Burma VJ, subtitled Reporting From a Closed Country, was one of the nominees for the Oscar for Best Documentary Feature at last year's Oscars. It lost to The Cove, and I think it's instructive to look at the differences in the two films and why I think The Cove is a much better film.

So often I think documentaries are judged by their subject matter. Surely the oppressive military junta in Burma, which has killed and imprisoned thousands of citizens over the last twenty years, is a worthwhile subject. But Burma VJ has built-in problems that hindered my engagement. It is told almost entirely through the surreptitious video work of reporters that work for the banned news source, the Democratic Voice of Burma (DVB). These images were then smuggled out of the country and broadcast around the world, including back into Burma through satellite and on the Internet.

This is an incredibly gutsy thing for these people to be doing, as capture would mean arrest, imprisonment, and torture.
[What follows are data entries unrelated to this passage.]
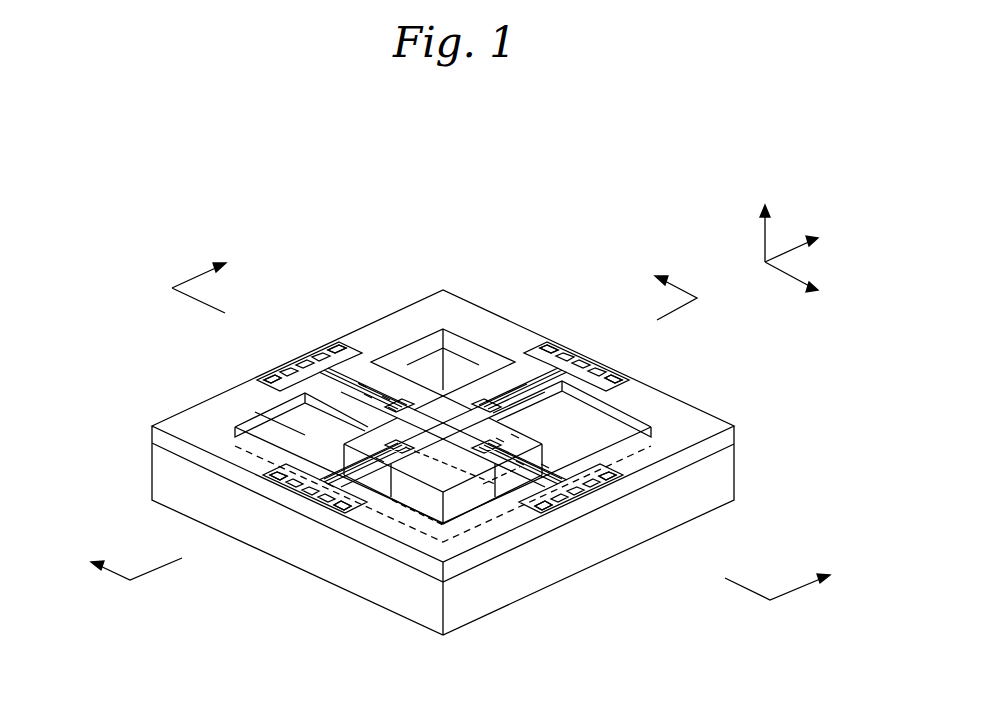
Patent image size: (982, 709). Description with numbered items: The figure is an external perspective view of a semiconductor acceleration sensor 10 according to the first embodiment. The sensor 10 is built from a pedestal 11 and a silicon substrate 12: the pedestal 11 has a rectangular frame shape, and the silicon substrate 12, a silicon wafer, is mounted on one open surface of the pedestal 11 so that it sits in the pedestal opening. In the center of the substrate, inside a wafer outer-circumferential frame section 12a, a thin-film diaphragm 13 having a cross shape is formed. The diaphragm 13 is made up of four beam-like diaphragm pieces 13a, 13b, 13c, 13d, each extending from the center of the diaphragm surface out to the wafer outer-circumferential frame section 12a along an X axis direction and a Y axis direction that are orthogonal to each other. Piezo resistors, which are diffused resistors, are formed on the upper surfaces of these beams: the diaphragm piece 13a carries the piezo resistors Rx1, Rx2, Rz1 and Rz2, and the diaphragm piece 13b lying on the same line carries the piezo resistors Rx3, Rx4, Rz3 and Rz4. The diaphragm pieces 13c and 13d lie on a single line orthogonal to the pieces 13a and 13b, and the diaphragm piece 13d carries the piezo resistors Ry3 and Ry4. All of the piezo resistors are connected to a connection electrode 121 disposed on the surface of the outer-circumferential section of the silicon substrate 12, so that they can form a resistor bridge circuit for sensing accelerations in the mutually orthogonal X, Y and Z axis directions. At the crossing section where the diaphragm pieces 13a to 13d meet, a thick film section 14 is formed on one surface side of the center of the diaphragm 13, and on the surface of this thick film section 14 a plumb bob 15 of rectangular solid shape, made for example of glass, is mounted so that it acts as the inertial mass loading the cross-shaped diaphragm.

The semiconductor acceleration sensor 10 is at (259, 203).
The pedestal 11 is at (723, 483).
The silicon substrate 12 is at (147, 436).
The wafer outer-circumferential frame section 12a is at (207, 452).
The diaphragm 13 is at (450, 443).
The diaphragm piece 13a is at (587, 473).
The diaphragm piece 13b is at (337, 362).
The diaphragm piece 13c is at (533, 375).
The diaphragm piece 13d is at (287, 487).
The thick film section 14 is at (507, 438).
The plumb bob 15 is at (417, 497).
The connection electrode 121 is at (305, 364).
The piezo resistor Rx1 is at (545, 466).
The piezo resistor Rx2 is at (515, 436).
The piezo resistor Rx3 is at (392, 410).
The piezo resistor Rx4 is at (368, 397).
The piezo resistor Ry3 is at (380, 460).
The piezo resistor Ry4 is at (330, 485).
The piezo resistor Rz1 is at (520, 463).
The piezo resistor Rz2 is at (500, 440).
The piezo resistor Rz3 is at (387, 400).
The piezo resistor Rz4 is at (363, 387).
But personal courage alone isn't enough to draw the viewer in, at least not this one. The problem is that there is no story here. Documentaries do two things--they impart information, but they should also tell a story. What we have here is roughly ninety minutes of handheld video of street demonstrations, mainly those conducted by Buddhist monks. Some of it is pretty powerful stuff, but it is all objective, and the viewer, unless already familiar with the situation, doesn't have a surrogate in the story.
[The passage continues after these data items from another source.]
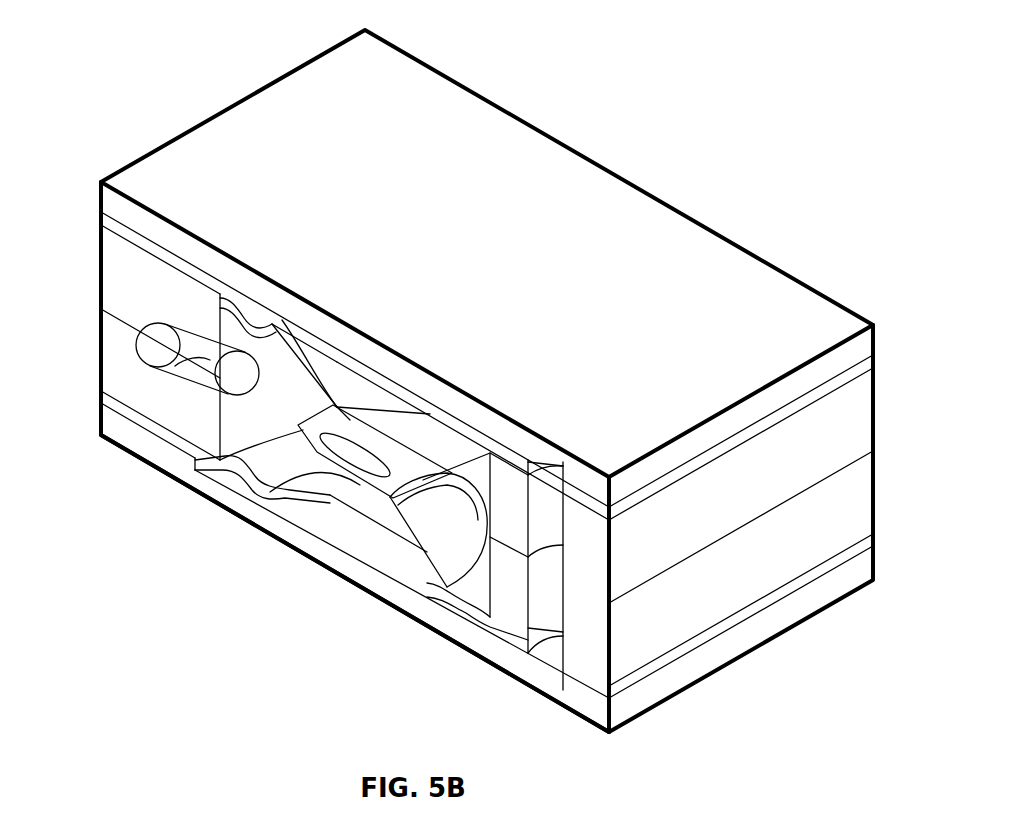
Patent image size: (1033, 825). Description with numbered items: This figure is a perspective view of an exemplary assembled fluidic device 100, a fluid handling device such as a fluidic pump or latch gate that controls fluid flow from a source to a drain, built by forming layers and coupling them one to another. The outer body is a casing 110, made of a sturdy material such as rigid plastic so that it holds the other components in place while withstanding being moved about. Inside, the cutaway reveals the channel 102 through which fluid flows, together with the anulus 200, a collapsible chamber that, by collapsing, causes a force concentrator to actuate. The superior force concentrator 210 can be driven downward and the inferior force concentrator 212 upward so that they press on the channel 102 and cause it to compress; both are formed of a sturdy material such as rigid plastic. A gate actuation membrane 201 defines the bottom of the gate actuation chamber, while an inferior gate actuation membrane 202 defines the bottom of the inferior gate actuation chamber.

The fluidic device 100 is at (745, 170).
The casing 110 is at (158, 452).
The anulus 200 is at (229, 333).
The gate actuation membrane 201 is at (430, 412).
The inferior gate actuation membrane 202 is at (428, 590).
The superior force concentrator 210 is at (343, 388).
The inferior force concentrator 212 is at (355, 522).
The channel 102 is at (305, 470).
The director, Anders Østergaard, does take a stab at this, as the film is narrated by "Joshua," the coordinator of the DVB. He is always in shadow, as his identity needs to be protected, and there are scenes reconstructed with him on the phone with his reporters. He is a sympathetic figure, and the danger is certainly palpable, but it just didn't grab me the way a film like The Cove did. Comparing the slaughter of dolphins to the torture of innocent civilians is a useless exercise, but The Cove had a narrative arc that made it seem like a thriller. Burma VJ is like a long news story, and frankly, I found it all a little dull.